Your USP (Unique Selling Point)
- Why should I buy from you right now, instead of buying anything else from anybody else next week? What can you uniquely guarantee?
- Symptoms of a bad USP:
- You’re constantly fighting downward price pressure
- 4 Questions Your USP Can And Should Answer?
- Why Should I Listen to you?
- Why Should I do business with you instead of anybody and everybody else?
- What can your product do for me that no other product can do?

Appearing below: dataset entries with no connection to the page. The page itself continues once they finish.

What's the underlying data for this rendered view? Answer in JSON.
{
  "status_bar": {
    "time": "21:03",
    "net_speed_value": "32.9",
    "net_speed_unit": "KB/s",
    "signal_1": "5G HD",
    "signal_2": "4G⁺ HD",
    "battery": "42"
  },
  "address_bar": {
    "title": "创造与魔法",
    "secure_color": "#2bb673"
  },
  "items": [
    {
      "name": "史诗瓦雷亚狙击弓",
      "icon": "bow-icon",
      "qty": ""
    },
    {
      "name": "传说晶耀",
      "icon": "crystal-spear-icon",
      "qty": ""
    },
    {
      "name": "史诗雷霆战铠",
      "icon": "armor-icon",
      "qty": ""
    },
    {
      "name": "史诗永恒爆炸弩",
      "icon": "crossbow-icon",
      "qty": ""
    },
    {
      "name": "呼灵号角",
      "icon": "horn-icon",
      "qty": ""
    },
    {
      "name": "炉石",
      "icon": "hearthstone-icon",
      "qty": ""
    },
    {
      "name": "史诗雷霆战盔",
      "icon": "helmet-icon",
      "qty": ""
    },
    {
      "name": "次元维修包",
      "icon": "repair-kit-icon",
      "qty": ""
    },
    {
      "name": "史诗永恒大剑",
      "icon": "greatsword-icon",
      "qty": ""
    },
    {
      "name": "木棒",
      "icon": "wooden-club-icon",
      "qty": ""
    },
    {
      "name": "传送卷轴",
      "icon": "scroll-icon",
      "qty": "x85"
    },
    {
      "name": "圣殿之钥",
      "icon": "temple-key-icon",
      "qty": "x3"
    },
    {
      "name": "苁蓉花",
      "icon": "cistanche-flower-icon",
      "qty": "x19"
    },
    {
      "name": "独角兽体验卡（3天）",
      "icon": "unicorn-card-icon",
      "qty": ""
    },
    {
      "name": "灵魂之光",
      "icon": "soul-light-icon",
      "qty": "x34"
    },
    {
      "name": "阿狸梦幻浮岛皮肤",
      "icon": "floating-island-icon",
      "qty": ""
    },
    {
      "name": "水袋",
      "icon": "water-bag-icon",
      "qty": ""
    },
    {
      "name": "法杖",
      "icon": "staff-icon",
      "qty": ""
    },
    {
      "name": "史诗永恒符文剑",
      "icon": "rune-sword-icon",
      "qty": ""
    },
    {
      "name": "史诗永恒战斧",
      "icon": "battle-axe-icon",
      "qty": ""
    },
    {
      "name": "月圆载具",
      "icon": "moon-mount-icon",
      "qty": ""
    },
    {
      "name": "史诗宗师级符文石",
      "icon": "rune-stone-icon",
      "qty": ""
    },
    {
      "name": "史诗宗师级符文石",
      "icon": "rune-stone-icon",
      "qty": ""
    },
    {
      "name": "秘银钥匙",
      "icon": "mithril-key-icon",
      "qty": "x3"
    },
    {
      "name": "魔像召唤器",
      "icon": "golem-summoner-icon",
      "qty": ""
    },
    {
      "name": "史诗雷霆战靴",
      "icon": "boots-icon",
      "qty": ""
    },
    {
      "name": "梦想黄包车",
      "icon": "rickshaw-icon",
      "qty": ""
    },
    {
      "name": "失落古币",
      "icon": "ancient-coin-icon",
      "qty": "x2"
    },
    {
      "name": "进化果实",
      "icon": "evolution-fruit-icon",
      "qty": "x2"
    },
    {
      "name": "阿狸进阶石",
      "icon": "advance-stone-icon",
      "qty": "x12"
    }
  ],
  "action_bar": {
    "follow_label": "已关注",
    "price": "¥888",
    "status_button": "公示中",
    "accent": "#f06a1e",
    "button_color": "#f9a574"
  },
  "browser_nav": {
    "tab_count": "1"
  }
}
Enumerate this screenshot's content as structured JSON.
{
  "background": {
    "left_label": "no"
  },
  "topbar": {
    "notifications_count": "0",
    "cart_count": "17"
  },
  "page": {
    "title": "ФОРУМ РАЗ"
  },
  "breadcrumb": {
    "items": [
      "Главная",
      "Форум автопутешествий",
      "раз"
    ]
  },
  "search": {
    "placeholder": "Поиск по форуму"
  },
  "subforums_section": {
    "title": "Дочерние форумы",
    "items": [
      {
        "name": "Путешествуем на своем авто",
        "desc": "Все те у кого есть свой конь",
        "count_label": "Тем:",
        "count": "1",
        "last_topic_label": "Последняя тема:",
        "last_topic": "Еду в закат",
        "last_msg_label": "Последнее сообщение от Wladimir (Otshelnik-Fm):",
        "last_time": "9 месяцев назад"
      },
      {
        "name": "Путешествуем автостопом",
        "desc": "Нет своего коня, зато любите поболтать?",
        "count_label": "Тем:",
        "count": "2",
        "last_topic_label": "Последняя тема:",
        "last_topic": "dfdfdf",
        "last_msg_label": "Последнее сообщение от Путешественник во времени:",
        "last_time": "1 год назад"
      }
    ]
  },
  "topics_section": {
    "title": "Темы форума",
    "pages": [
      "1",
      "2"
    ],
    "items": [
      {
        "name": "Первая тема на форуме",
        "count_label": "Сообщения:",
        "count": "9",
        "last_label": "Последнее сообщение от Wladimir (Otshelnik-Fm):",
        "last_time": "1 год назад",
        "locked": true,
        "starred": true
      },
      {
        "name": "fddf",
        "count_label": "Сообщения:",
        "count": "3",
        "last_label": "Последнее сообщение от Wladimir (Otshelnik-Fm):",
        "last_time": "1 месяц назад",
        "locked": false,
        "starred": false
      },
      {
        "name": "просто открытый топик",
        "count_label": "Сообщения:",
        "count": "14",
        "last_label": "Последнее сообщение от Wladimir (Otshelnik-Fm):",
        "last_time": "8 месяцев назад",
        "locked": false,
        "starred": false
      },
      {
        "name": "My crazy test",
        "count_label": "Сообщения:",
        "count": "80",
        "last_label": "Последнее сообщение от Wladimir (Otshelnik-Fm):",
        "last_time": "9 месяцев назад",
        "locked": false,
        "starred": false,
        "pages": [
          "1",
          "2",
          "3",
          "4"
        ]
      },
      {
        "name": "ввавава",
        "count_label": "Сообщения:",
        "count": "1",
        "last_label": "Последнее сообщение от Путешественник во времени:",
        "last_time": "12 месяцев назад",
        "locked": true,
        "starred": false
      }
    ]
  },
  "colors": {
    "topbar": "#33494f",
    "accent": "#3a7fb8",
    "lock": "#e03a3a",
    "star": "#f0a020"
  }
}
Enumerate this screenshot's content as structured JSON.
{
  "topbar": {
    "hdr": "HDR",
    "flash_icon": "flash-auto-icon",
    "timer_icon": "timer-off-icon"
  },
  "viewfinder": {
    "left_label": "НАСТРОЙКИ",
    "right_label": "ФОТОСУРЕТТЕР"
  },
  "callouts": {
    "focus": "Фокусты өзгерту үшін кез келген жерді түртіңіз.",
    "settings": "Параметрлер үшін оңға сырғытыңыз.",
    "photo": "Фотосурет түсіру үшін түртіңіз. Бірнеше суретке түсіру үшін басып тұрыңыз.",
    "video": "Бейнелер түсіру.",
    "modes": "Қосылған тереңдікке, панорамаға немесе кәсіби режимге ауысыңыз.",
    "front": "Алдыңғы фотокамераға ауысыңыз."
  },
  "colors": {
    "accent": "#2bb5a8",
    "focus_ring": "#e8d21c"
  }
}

- What can you guarantee me that nobody else can guarantee?
- How do you make yourself unique?
- Quality of Service
- The market you serve is unique
- Your product is unique
- Your whole “experience” is unique
- Your price is unique.
Random Sales Advice
- Master the area or aspect of marketing or sales that you naturally love and excel at - harnessing the natural forces of who you are
- Whenever you have something in your sales funnel that’s not working, you just need to break it into pieces and make the 1st piece work.
- If you can’t sell a product, see if you can give it away. Or give part of it away. If they won’t take the free item, find out why.